In this project, I completed varying types of analysis on the provided dataset to determine aspects like the correlation between variables and the strength of different variables as predictors. Fortunately, there are no NaN values in this dataset so I did not see any benefit in cleaning the data. However, I did implement dimension reduction via PCA for the relevant portions of the project. The libraries and frameworks I utilized were Pandas, NumPy, SciPy, Matplotlib, and Scikit-learn.

I first created a subplot grid with 2 rows and 5 columns, and an overall figure size of 30 by 12, intended to store a histogram for each of the selected features. The fig variable holds the Figure object, while the axes variable holds an array of Axes objects corresponding to each subplot. I then flattened the Axes array, reshaping it from two dimensions to one, making it easier to iterate over. I did so using a for loop and the enumerate() function allowing me to access the index and feature name simultaneously. I chose bins=51 as it is an adequate value to convey the distribution without overcrowding the plot. After creating and labeling all subplots, I used plt.tight_layout() to prevent any overlap.

To gain insight into the type of relationship, if any, between duration and popularity, I plotted the values as a scatter plot. In my opinion, this plot indicates a potential negative relationship. However, for further confirmation, I calculated both the Pearson and Spearman correlation coefficients. My program returned a value of approximately -0.055 for 𝑟 and -0.037 for ρ, thus indicating a weak, negative relationship between duration and popularity.

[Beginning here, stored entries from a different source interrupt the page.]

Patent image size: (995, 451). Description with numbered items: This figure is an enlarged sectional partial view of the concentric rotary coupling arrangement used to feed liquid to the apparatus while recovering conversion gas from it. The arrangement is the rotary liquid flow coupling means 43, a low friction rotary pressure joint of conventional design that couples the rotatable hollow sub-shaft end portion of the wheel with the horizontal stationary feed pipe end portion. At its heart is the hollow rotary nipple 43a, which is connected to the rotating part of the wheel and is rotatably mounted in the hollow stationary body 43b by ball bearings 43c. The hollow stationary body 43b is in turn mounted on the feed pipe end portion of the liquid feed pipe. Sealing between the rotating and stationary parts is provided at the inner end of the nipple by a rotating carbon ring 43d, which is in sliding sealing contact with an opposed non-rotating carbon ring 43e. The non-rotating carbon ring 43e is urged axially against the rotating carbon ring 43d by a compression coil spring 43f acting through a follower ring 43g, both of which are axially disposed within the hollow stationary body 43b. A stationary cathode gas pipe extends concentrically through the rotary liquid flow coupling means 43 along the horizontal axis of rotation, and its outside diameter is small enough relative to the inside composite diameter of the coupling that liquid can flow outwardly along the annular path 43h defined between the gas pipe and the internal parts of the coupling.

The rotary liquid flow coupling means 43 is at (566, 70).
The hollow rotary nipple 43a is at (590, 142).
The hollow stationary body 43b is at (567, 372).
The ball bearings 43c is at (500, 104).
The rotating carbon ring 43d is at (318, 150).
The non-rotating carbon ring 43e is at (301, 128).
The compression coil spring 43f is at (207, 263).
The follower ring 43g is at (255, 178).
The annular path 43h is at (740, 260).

I created two groups of popularity scores, differentiated by whether the songs were explicit or not. I then calculated the mean popularity for both groups and conducted a Mann-Whitney U test to determine whether the difference in popularity between explicit and non-explicit songs is significant or simply due to chance. I opted for this particular significance test rather than a t-test because the assumptions of the t-test were not met. This test returned a U-statistic of 139361273.5 and a p-value of 3.0679199339114678e-19. The U-statistic indicates the difference in the sum of ranks of explicit songs and non-explicit songs. Assuming an alpha value of 0.05, the p-value of this test is well below that, suggesting that the difference between groups is statistically significant. Now, considering the means of the groups, where explicit songs have a mean popularity of approximately 35.81 and non-explicit a mean of 32.79, I have concluded that explicitly rated songs are more popular than songs that are not explicit.

Here, I took a nearly identical approach to the previous one. Instead, the two groups of popularity scores were differentiated by their mode, a binary variable in which 1 indicates the major key, and 0 indicates the minor key. Once again, I calculated the mean of each group and completed a Mann-Whitney U test. This returned a U-statistic of 309702373.0 and a p-value of 2.0175287554899416e-06. Once again, assuming an alpha value of 0.05, the results of the test suggest that the group means are, in fact, different, and not by chance. The mean popularity of songs in the major key is approximately 32.76 and for songs in the minor key it is 33.71, thus I have concluded that songs in the minor key are more popular.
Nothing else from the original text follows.